Since then, land sales in the metaverse have climbed into the seven figures, including a virtual estate purchased for $2.4 million in November 2021 in Decentraland and another for $1.65 million in Otherside in May.
And now, in addition to billboards and burger joints for avatars, homes are being constructed on these parcels of land. They don’t offer shelter or a place to sleep. But they do offer our increasingly online selves a place to gather — and show off. “Buying a piece of real estate for a residential purpose in the metaverse is a kind of prestige,” said Kristi Waterworth, a journalist and contributing analyst for The Motley Fool who writes regularly on metaverse real estate.
It’s also a chance to bend the rules of physics. Everyrealm, a metaverse technology and infrastructure company, partnered with artists including Misha Khan and Daniel Arsham to create the Row, a futuristic collection of digital homes marked by melting, Salvador Dali-esque angles and dreamlike floating spheres. The homes premiered at Art Basel in an immersive exhibit and are not yet for sale, but Everyrealm CEO Janine Yorio says she anticipates each will sell for about $75,000.
Buyers will receive a certificate of authenticity as well as 3D models of their home, and then be able to place it on a plot of land in the online gaming world of their choice.
“We called upon a bunch of cultural references, one of which was the idea of a Sears home, when back at the turn of the century, you could buy plans for a home and then build it anywhere from New York City to Des Moines,” Iowa, Yorio said.
Some online worlds present a digital map of Earth, allowing buyers to purchase places or coordinates that hold sentimental or historic value. T.J. Brisbois, 37, a real estate investor in Detroit, owns about a dozen land parcels in Motor City, but not on Earth — in the Detroit of Upland, a gaming portal mapped to the real world.
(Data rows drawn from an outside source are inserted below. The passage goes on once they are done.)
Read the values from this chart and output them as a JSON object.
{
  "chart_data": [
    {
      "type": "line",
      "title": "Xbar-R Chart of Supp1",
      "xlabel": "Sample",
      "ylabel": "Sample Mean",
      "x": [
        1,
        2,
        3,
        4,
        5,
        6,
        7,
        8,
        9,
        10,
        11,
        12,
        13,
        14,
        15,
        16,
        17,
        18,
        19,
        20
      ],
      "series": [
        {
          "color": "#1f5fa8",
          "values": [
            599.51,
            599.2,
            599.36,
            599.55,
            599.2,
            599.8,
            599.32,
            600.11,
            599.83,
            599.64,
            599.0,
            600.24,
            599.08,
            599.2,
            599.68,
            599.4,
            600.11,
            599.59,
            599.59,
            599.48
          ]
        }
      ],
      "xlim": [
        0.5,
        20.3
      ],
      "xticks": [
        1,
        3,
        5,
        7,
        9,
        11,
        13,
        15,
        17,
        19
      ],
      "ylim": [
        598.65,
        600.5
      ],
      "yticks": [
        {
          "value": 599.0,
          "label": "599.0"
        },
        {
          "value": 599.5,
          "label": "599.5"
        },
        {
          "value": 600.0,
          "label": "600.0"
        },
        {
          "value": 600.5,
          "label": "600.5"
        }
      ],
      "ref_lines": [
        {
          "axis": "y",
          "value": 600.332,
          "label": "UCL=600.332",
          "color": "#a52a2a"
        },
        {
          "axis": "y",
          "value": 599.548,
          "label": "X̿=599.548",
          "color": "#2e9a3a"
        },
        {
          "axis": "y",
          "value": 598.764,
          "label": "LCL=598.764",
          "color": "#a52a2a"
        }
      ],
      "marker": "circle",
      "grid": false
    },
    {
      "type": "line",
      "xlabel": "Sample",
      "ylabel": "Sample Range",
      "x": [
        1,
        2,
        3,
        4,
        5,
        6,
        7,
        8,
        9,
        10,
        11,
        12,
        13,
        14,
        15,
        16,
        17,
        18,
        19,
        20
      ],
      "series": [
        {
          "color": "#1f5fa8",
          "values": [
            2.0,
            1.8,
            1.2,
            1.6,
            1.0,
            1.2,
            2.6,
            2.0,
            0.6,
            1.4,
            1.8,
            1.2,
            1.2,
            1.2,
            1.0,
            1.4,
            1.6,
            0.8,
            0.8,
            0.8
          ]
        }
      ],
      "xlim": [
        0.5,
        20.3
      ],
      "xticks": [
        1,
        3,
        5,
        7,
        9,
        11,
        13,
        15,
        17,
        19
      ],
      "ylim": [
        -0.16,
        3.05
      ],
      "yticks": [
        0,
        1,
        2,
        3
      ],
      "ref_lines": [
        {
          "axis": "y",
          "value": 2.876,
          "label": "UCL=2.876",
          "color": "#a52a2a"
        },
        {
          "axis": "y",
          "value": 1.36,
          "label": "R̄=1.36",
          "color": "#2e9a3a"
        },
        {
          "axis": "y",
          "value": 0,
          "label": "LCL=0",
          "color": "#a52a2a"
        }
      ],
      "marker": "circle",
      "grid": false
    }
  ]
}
He buys them, marks them up and resells them. He estimates he has made a 10% return on his money since he started in 2022.
His purchases, he said, are just an extension of his business in the real world.
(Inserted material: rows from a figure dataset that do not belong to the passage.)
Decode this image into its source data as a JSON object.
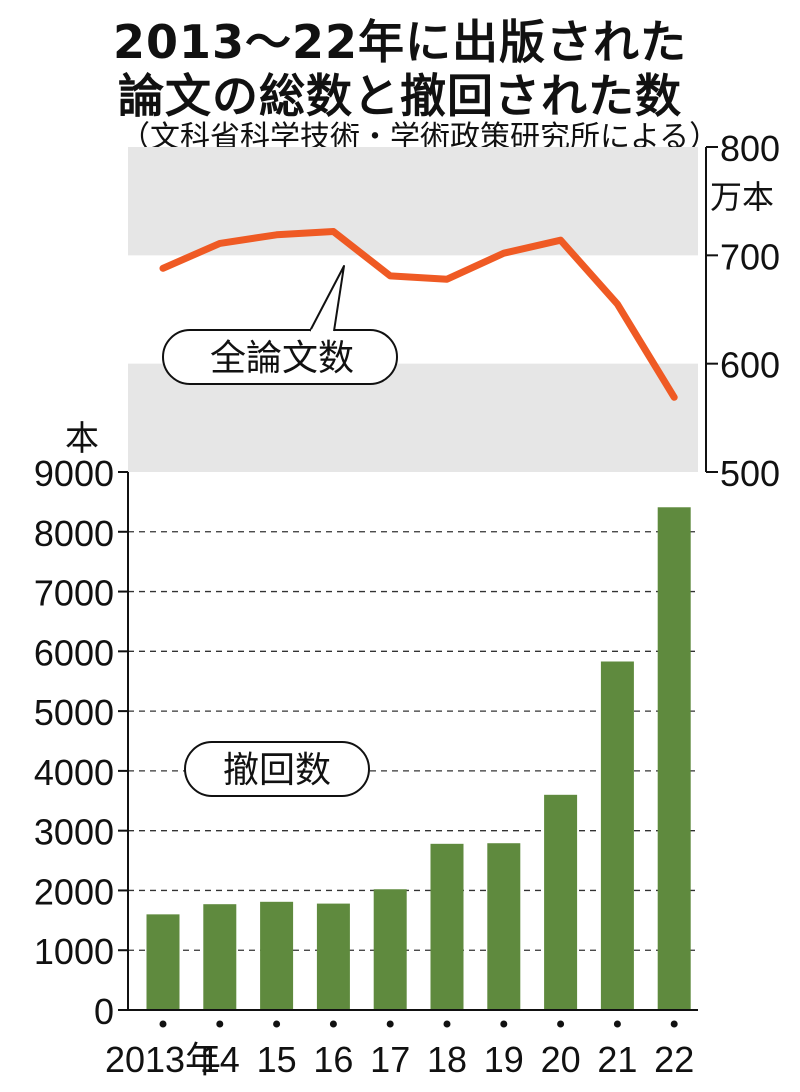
{
  "title_line1": "2013～22年に出版された",
  "title_line2": "論文の総数と撤回された数",
  "source": "（文科省科学技術・学術政策研究所による）",
  "colors": {
    "line": "#ef5a24",
    "bar": "#5f8a3e",
    "band": "#e6e6e6",
    "axis": "#111111"
  },
  "chart_data": [
    {
      "type": "line",
      "name": "全論文数",
      "unit": "万本",
      "x": [
        "2013",
        "14",
        "15",
        "16",
        "17",
        "18",
        "19",
        "20",
        "21",
        "22"
      ],
      "values": [
        688,
        711,
        719,
        722,
        681,
        678,
        702,
        714,
        655,
        569
      ],
      "ylim": [
        500,
        800
      ],
      "yticks": [
        "500",
        "600",
        "700",
        "800"
      ],
      "ytick_values": [
        500,
        600,
        700,
        800
      ],
      "axis_side": "right"
    },
    {
      "type": "bar",
      "name": "撤回数",
      "unit": "本",
      "categories": [
        "2013年",
        "14",
        "15",
        "16",
        "17",
        "18",
        "19",
        "20",
        "21",
        "22"
      ],
      "values": [
        1600,
        1770,
        1810,
        1780,
        2020,
        2780,
        2790,
        3600,
        5830,
        8410
      ],
      "ylim": [
        0,
        9000
      ],
      "yticks": [
        "0",
        "1000",
        "2000",
        "3000",
        "4000",
        "5000",
        "6000",
        "7000",
        "8000",
        "9000"
      ],
      "ytick_values": [
        0,
        1000,
        2000,
        3000,
        4000,
        5000,
        6000,
        7000,
        8000,
        9000
      ],
      "axis_side": "left"
    }
  ]
}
“I didn’t really get it until I got into it, and I was willing to put in a few real-world dollars,” Brisbois said. “It’s important for people that are in real estate, because there’s real opportunity here.”
Buyers concerned about real estate taxes on virtual real estate can breathe easy, said Mike O’Brien, who heads up the Web3 and Digital Assets team at Ernst & Young. Although tax law on virtual real estate is evolving, “we have yet to see property taxes on real estate that would be issued by a government,” he said, adding that indirect taxes such as consumer taxes, sales tax and gain considerations do often apply.
O’Brien is the owner of digital real estate — in Superworld, another digital world mapped over Earth. He recently purchased the parcel of New York City land that is home to the bar where he met his wife.
Builders of brick-and-mortar homes are also tapping into the metaverse for opportunities to reach new customers. In January, KB Home, one of the largest homebuilders in the United States, cut the ribbon on a community in Decentraland, where potential buyers can enter, explore and toy with customization options on three of their model homes.
Buyers can swap out everything from countertop materials to overall architectural style. The move, said Amit Desai, KB Home’s chief marketing officer, is a natural outgrowth of the virtual walk-through options that have increased since 2020.
“Even before the pandemic, we were on this path of providing enhanced digital tools, but the pandemic accelerated the need for us to really allow prospective homebuyers to search for a home from the comfort of their current homes,” Desai said. “The metaverse is just a nice extension of that.”